Через пару дней Тариэл стал подниматься. Он находился в ярко освещенной палате, больше похожей на коридор, с бесконечным рядом коек. В помещении не было окон, и оно ярко освещалось электрическими лампами вдоль потолка. За нынешний год Тариэл уже третий раз находился в подобном помещении. И все всегда повторялось с точностью до мелочей: строгий распорядок дня, настольные игры, обед, временные друзья.
Дважды к нему приходили посетители. Первым был командир Цевелик. Он вошел в накинутом на форму белом халате. Учитель был улыбчив, но глаза его оставались серьезными.
– Ну что ж, красавец, – задушевно обратился к Тариэлу строгий вояка, – дай пожму тебе руку. Позволь от имени Верховного совета, армии и всего народа сообщить тебе, что ты награжден Орденом за проявленную отвагу третьей степени!
– Но за что? – удивился боец. – Мы же проиграли.

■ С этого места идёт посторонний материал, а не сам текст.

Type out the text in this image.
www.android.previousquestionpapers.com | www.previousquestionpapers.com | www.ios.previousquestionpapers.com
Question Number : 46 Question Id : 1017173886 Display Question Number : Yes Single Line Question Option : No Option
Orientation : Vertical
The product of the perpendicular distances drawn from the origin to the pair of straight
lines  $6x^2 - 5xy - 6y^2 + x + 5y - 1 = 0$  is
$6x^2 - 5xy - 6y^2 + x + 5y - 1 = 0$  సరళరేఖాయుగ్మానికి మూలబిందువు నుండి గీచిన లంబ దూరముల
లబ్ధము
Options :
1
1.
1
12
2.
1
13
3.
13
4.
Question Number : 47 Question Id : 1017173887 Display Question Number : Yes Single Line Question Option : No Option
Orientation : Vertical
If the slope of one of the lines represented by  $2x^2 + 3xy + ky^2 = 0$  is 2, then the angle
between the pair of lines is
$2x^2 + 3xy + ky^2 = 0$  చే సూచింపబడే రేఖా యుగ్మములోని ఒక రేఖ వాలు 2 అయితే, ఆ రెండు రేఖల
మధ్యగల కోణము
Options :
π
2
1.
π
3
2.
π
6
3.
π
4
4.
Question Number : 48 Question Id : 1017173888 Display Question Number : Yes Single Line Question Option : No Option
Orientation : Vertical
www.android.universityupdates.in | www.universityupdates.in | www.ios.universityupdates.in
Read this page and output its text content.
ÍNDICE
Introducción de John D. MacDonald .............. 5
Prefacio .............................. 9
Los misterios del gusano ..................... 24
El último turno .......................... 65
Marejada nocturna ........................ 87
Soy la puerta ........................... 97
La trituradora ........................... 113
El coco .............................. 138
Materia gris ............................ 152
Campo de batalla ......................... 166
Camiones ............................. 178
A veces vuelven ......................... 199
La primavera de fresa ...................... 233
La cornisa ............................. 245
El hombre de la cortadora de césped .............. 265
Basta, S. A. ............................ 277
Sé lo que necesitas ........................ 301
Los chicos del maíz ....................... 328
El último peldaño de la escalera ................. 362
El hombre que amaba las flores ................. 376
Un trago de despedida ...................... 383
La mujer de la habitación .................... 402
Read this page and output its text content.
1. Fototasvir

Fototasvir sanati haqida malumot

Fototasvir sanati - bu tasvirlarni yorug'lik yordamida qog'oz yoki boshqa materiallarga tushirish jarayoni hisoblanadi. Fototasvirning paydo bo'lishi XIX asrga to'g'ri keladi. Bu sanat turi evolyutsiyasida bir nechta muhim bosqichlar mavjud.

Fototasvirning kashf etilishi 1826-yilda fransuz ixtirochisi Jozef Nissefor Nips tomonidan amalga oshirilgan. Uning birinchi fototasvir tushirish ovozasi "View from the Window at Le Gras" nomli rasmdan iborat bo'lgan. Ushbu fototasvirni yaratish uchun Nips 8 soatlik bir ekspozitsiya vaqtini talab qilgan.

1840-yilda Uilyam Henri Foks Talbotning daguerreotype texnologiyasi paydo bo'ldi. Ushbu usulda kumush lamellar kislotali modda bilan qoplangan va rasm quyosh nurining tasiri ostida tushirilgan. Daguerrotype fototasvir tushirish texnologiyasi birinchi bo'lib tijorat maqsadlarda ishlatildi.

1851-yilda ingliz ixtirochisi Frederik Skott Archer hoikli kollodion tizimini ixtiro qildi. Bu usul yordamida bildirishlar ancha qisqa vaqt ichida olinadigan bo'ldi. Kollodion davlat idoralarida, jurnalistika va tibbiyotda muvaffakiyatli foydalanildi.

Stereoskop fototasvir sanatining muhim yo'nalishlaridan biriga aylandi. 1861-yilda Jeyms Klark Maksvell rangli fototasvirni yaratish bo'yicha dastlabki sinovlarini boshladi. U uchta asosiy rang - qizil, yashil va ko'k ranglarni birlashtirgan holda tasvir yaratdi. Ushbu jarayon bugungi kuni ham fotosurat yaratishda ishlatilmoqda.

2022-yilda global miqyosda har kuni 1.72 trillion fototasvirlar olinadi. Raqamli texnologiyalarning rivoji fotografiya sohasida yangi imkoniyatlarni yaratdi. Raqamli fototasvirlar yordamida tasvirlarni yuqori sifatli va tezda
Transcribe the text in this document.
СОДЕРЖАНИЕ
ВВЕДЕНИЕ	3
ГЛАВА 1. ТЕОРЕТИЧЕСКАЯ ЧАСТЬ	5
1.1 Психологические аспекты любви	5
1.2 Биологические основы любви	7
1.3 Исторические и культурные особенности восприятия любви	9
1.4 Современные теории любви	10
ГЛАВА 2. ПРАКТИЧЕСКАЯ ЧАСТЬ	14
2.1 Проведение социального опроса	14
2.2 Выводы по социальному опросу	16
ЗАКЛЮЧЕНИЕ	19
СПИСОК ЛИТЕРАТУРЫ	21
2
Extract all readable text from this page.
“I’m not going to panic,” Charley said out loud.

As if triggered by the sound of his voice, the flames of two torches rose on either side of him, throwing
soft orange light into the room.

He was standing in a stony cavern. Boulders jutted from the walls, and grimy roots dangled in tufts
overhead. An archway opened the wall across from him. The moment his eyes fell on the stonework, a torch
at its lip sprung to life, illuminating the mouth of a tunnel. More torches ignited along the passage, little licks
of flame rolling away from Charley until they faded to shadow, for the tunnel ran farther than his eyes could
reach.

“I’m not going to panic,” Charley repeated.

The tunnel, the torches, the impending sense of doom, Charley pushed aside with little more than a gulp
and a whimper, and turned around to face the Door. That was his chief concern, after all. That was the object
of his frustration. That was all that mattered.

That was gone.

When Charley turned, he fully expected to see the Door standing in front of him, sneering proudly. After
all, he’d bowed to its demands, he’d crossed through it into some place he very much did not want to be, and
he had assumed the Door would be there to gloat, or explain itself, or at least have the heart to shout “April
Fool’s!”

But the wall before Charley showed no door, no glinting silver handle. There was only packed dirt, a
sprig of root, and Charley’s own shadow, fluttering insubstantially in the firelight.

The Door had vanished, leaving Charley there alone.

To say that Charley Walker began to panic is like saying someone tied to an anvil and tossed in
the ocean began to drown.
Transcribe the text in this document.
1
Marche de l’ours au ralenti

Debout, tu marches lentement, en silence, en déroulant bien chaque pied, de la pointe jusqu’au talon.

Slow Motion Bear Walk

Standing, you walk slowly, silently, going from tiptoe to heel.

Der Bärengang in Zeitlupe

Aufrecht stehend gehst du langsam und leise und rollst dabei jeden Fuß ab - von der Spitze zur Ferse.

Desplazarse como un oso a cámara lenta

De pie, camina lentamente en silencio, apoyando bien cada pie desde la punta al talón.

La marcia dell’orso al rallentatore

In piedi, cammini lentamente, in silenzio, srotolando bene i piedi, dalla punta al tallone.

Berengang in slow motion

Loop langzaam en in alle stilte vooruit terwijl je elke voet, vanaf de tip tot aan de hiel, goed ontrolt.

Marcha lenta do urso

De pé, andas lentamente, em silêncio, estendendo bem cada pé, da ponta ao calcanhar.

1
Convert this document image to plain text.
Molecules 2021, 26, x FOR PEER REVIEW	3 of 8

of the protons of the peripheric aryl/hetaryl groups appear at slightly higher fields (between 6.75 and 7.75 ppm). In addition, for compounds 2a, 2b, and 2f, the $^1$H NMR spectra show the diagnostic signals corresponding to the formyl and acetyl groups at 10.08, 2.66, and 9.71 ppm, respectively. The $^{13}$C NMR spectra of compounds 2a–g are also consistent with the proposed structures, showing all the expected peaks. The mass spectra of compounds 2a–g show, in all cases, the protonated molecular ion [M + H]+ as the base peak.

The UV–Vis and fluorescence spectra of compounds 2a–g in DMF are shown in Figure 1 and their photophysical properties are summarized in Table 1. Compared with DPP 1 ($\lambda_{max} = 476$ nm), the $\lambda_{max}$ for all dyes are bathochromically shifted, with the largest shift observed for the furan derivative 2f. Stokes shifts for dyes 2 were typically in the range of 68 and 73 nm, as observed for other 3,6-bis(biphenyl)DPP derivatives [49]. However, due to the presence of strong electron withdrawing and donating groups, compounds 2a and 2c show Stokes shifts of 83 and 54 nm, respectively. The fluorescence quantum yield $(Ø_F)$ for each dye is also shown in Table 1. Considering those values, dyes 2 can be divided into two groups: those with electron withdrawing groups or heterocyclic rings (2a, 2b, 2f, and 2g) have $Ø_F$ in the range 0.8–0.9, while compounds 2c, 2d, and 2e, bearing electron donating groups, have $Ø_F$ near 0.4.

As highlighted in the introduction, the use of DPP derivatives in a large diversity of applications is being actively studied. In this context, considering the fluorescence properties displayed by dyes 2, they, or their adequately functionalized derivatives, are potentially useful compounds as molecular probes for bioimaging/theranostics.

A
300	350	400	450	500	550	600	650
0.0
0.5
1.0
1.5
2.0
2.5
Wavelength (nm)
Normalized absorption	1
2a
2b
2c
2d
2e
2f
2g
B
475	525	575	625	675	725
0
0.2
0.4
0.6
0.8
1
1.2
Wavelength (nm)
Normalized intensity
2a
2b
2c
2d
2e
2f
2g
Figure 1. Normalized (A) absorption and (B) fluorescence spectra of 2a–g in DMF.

– Да, мы оставили позиции, чтобы не попасть в плен, – объяснил Цевелик, – но наши усилия были по заслугам оценены вождями нашего народа. В неравном бою с превосходящим в силе и технике противником мы добились почти невозможных успехов. По нашим подсчетам, стоимость одной сверхсовременной машины равна стоимости от тридцати до пятидесяти единиц средних танков. Наша дивизия прикрывала около двух процентов от передовой, и это был единственный участок, на котором удалось подбить новейшую вражескую технику. Теперь о нашем подвиге пишут во всех газетах, – с наигранной гордостью говорил командир. – Нами гордится весь наш славный народ. Молодые юдолянские бойцы доказали, что не только не уступают в силе и храбрости старшим товарищам, но зачастую и превосходят их. Враг получил хороший урок, и надолго запомнит, что никакие технические ухищрения не способны сломить наш рвущийся к свободе дух. В этом бою, отдав два километра руин, мы получили бесценный опыт борьбы с их, так сказать, «сверхоружием». С радостью буду ожидать, боевой товарищ, твоего возвращения на учебную скамью нашей школы!
Он отчеканил этот заученный и, вероятно, не впервые произносимый панегирик, козырнул, и умчался.
Другие посетители обрадовали Тариэла куда больше. Это были узнавшие о его ранении Нестан с подружками. Девочки весело крутились вокруг него, а он делал вид, что совершенно беспомощен – просил подать воды, приглашал сесть на край койки. Прощаясь, Нестан сказала, что больше не сможет навестить его, так как часы посещений в лазарете совпадают со временем ее репетиций в балетном кружке, а также работой на фабрике во благо победы и процветания их родины, но добавила, что с нетерпением будет ожидать его выздоровления. Тариэл был на седьмом небе от счастья.